Alex Jones «live stream» le Sénat américain  | Drew Angerer / AFP

Alex Jones «live stream» le Sénat américain  | Drew Angerer / AFP

La modération chez Facebook, une affaire de com’ avant tout

Des échanges sur la suppression d'un post Instagram antisémite du complotiste Alex Jones ont fuité. Bienvenue dans les critères de modération de l'entreprise.

Mercredi 27 mars, le complotiste d’extrême droite Alex Jones a posté sur Instagram un dessin où sont représentés plusieurs hommes en costume, assis autour d’une table de Monopoly posée sur le dos de personnes nues et à quatre pattes. Derrière eux se trouve une pyramide avec un œil en son sommet.

Cette image, qui reprend les codes des caricatures antisémites, a évidemment provoqué de nombreuses injures de la même nature dans les commentaires. La publication a donc été signalée avant de remonter chez les cadres chargés de la modération chez Facebook –propriétaire d'Instagram.

Business Insider a pu avoir accès à l’échange de mails qui s’en est suivi –et qui en dit long sur la philosophie de modération chez Mark Zuckerberg. La «risk and response team» irlandaise, qui a reçu le post en premier, a d'abord estimé que la publication ne contrevenait pas aux règles du réseau social.

Une autre personne intervient pour rappeler que le cas Alex Jones fait déjà l'objet de discussions internes pour déterminer si il faut ou non le considérer comme une «hate figure», c’est-à-dire une «personnalité haineuse». Jones a déjà été banni de Facebook en juillet pour la même raison.

«Seuil de suppression»

La même personne ajoute qu’à la décharge du complotiste son compte Instagram ne viole pas les conditions d’utilisations, car il faut pour cela qu’«à n’importe quel moment, 30% du contenu posté sur le profil contrevienne aux règles».

Les 560 commentaires ont été étudiés. Seuls 23 contreviennent aux règles, donc ils n’atteignent pas le seuil de suppression.»
Un cadre américain de FAcebook

Ce mail est sans équivoque: poster une photo raciste ou homophobe, par exemple, n'expose pas celle ou celui qui l'a partagée à l'excommunication du réseau social, tant que cette personne ne récidive pas en postant plus de 30% de contenus infâmants sur l'ensemble du profil.

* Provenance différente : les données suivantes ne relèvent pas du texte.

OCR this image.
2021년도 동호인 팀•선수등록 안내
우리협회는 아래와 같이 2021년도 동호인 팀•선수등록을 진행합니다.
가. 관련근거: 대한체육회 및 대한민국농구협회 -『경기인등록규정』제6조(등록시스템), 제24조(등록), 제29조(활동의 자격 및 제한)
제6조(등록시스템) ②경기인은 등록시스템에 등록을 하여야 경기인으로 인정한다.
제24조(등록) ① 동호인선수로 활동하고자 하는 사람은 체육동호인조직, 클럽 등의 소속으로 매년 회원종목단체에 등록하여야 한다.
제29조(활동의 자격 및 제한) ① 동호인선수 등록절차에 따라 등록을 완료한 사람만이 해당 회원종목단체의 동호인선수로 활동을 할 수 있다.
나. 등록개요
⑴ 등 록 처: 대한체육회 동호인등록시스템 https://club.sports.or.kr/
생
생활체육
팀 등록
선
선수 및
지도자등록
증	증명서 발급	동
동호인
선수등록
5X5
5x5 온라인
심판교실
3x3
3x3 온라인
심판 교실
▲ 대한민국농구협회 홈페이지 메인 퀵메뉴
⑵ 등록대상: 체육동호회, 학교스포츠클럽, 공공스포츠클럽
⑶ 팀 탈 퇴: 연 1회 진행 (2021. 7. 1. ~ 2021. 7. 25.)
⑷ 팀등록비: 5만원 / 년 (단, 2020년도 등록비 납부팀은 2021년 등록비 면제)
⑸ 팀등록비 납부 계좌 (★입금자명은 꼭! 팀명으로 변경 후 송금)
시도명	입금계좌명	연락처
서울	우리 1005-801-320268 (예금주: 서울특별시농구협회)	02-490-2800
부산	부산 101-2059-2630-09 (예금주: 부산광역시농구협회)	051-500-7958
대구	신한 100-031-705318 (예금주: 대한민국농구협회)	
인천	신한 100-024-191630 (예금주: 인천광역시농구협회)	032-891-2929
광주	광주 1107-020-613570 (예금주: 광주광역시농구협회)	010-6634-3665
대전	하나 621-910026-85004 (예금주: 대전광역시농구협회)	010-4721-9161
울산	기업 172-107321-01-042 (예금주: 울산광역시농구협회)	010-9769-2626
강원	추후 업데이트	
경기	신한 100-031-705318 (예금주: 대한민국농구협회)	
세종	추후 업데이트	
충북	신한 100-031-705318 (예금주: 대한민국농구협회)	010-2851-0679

Une autre règle numéraire sibylline est évoquée plus loin dans les mails, qui s'applique cette fois aux commentaires. Le ratio exact n’est pas mentionné, mais un cadre américain explique que «les 560 commentaires ont été étudiés. Seuls 23 contreviennent aux règles, donc ils n’atteignent pas le seuil de suppression».

La peur du scandale

À ce stade, deux cadres anglais font part de leurs inquiétudes. Le premier envoie le mail suivant: «Désolé d’intervenir si tard mais je ne comprends pas pourquoi cette image n’est pas considérée comme contrevenante, alors qu'un nombre significatif de personnes reconnaissent son caractère antisémite? Je trouve aussi que ce n’est pas évident mais je pense que cette large perception du public change la donne.» Son compatriote abonde en sa faveur, évoquant «une image célèbre en Angleterre, à cause du scandale public qu'elle a provoqué. Si on affirme qu'elle ne viole pas nos règles nous allons recevoir beaucoup critiques».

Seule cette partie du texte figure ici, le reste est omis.